I’m a financial planner, and always try to take a proactive approach to my finances. Once I saw how my portfolio performed at the end of the year, I decided to make some strategic decisions to adjust my portfolio for future storms and use the losses to my advantage. I decided to take action to make the best of a bad situation by pursuing tax-loss harvesting.
Tax-loss harvesting is a powerful tool that investors can use to offset capital gains taxes by selling stocks or other investments at a loss, thus reducing their overall tax burden. My taxable income in 2022 was much higher than in years’ past, and I was definitely looking for ways to reduce my overall tax burden. I decided this was an ideal strategy for me given the volatility on the market and my desire to reduce my taxable income when possible.
I planned ahead to get the most out of tax-loss harvesting
Tax-loss harvesting is helping me save money by making strategic investments. Those investments resulted in losses in my portfolio, but I could use them as a deduction from other gains.
When it comes to tax-loss harvesting, timing is key. I made sure to consider when my overall taxable income would be the highest and planned ahead for that time frame. Tax-loss harvesting can lower your current year’s tax liability. It can also reduce your liability in future years by allowing you to carry forward losses from one year to the next.

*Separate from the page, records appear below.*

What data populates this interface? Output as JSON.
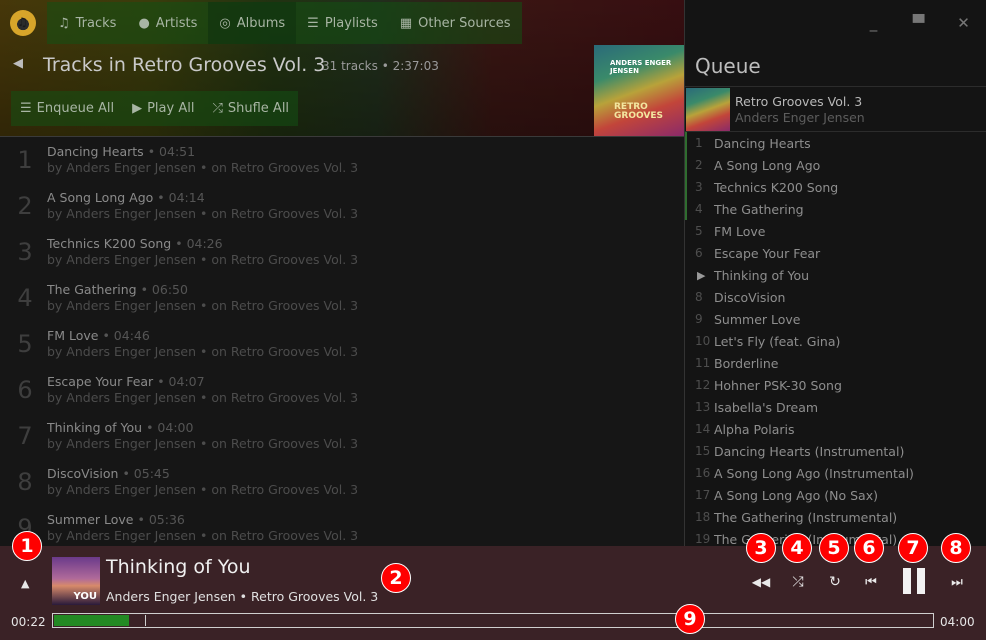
{
  "nav": {
    "tabs": [
      {
        "label": "Tracks",
        "icon": "note-icon"
      },
      {
        "label": "Artists",
        "icon": "person-icon"
      },
      {
        "label": "Albums",
        "icon": "album-icon"
      },
      {
        "label": "Playlists",
        "icon": "list-icon"
      },
      {
        "label": "Other Sources",
        "icon": "grid-icon"
      }
    ],
    "active_tab": "Albums"
  },
  "album": {
    "title": "Tracks in Retro Grooves Vol. 3",
    "meta": "31 tracks • 2:37:03",
    "art_text": "ANDERS ENGER JENSEN",
    "art_logo": "RETRO GROOVES"
  },
  "actions": {
    "enqueue_all": "Enqueue All",
    "play_all": "Play All",
    "shuffle_all": "Shufle All"
  },
  "tracks": [
    {
      "num": "1",
      "title": "Dancing Hearts",
      "duration": "• 04:51",
      "sub": "by Anders Enger Jensen • on Retro Grooves Vol. 3"
    },
    {
      "num": "2",
      "title": "A Song Long Ago",
      "duration": "• 04:14",
      "sub": "by Anders Enger Jensen • on Retro Grooves Vol. 3"
    },
    {
      "num": "3",
      "title": "Technics K200 Song",
      "duration": "• 04:26",
      "sub": "by Anders Enger Jensen • on Retro Grooves Vol. 3"
    },
    {
      "num": "4",
      "title": "The Gathering",
      "duration": "• 06:50",
      "sub": "by Anders Enger Jensen • on Retro Grooves Vol. 3"
    },
    {
      "num": "5",
      "title": "FM Love",
      "duration": "• 04:46",
      "sub": "by Anders Enger Jensen • on Retro Grooves Vol. 3"
    },
    {
      "num": "6",
      "title": "Escape Your Fear",
      "duration": "• 04:07",
      "sub": "by Anders Enger Jensen • on Retro Grooves Vol. 3"
    },
    {
      "num": "7",
      "title": "Thinking of You",
      "duration": "• 04:00",
      "sub": "by Anders Enger Jensen • on Retro Grooves Vol. 3"
    },
    {
      "num": "8",
      "title": "DiscoVision",
      "duration": "• 05:45",
      "sub": "by Anders Enger Jensen • on Retro Grooves Vol. 3"
    },
    {
      "num": "9",
      "title": "Summer Love",
      "duration": "• 05:36",
      "sub": "by Anders Enger Jensen • on Retro Grooves Vol. 3"
    }
  ],
  "window_controls": {
    "minimize": "_",
    "maximize": "▀",
    "close": "✕"
  },
  "queue": {
    "title": "Queue",
    "album_title": "Retro Grooves Vol. 3",
    "album_artist": "Anders Enger Jensen",
    "playing_index": 6,
    "items": [
      {
        "num": "1",
        "title": "Dancing Hearts"
      },
      {
        "num": "2",
        "title": "A Song Long Ago"
      },
      {
        "num": "3",
        "title": "Technics K200 Song"
      },
      {
        "num": "4",
        "title": "The Gathering"
      },
      {
        "num": "5",
        "title": "FM Love"
      },
      {
        "num": "6",
        "title": "Escape Your Fear"
      },
      {
        "num": "▶",
        "title": "Thinking of You"
      },
      {
        "num": "8",
        "title": "DiscoVision"
      },
      {
        "num": "9",
        "title": "Summer Love"
      },
      {
        "num": "10",
        "title": "Let's Fly (feat. Gina)"
      },
      {
        "num": "11",
        "title": "Borderline"
      },
      {
        "num": "12",
        "title": "Hohner PSK-30 Song"
      },
      {
        "num": "13",
        "title": "Isabella's Dream"
      },
      {
        "num": "14",
        "title": "Alpha Polaris"
      },
      {
        "num": "15",
        "title": "Dancing Hearts (Instrumental)"
      },
      {
        "num": "16",
        "title": "A Song Long Ago (Instrumental)"
      },
      {
        "num": "17",
        "title": "A Song Long Ago (No Sax)"
      },
      {
        "num": "18",
        "title": "The Gathering (Instrumental)"
      },
      {
        "num": "19",
        "title": "The Gathering (Instrumental)"
      }
    ]
  },
  "player": {
    "title": "Thinking of You",
    "subtitle": "Anders Enger Jensen • Retro Grooves Vol. 3",
    "art_text": "YOU",
    "elapsed": "00:22",
    "total": "04:00",
    "progress": 0.0855,
    "buffered": 0.1043,
    "accent": "#238a23",
    "bar_bg": "#3a2226"
  },
  "badges": [
    "1",
    "2",
    "3",
    "4",
    "5",
    "6",
    "7",
    "8",
    "9"
  ]
}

Tax-loss harvesting depends on how long you’ve held stocks
When investing in the stock market, it is inevitable that some of your investments will see losses. I used my losses to offset gains I made elsewhere and benefitted from tax savings. These losses can be used to either offset gains made from my other investments, or offset up to $3,000 of income in any given year. I can carry forward any additional unused losses into future years.
One key consideration for tax-loss harvesting is how long you’ve held onto your stocks. This is because the capital gains tax for short-term losses (on stocks you’ve held less than a year) is different than long-term losses (on stocks you’ve held longer than a year). The specific way these different losses are put towards tax-loss harvesting can get pretty complicated, so I definitely recommend talking to an accountant if you’re considering this strategy.
Why tax-loss harvesting is right for me
Tax-loss harvesting can be beneficial in some cases, but it’s important to consider all the rules and requirements before you decide if it’s right for you. I was careful to avoid violating the wash sale rule, which says that you can’t repurchase the same stock or similar security within 30 days of selling it at a loss for tax purposes. Additionally, if you sell investments at a loss and then wait more than 12 months to repurchase them, you may miss out on any potential gains in between.
I found tax-loss harvesting to be a great strategy for offsetting my capital gains taxes. With careful planning and research, I made the most of my investments and reduced my overall tax burden.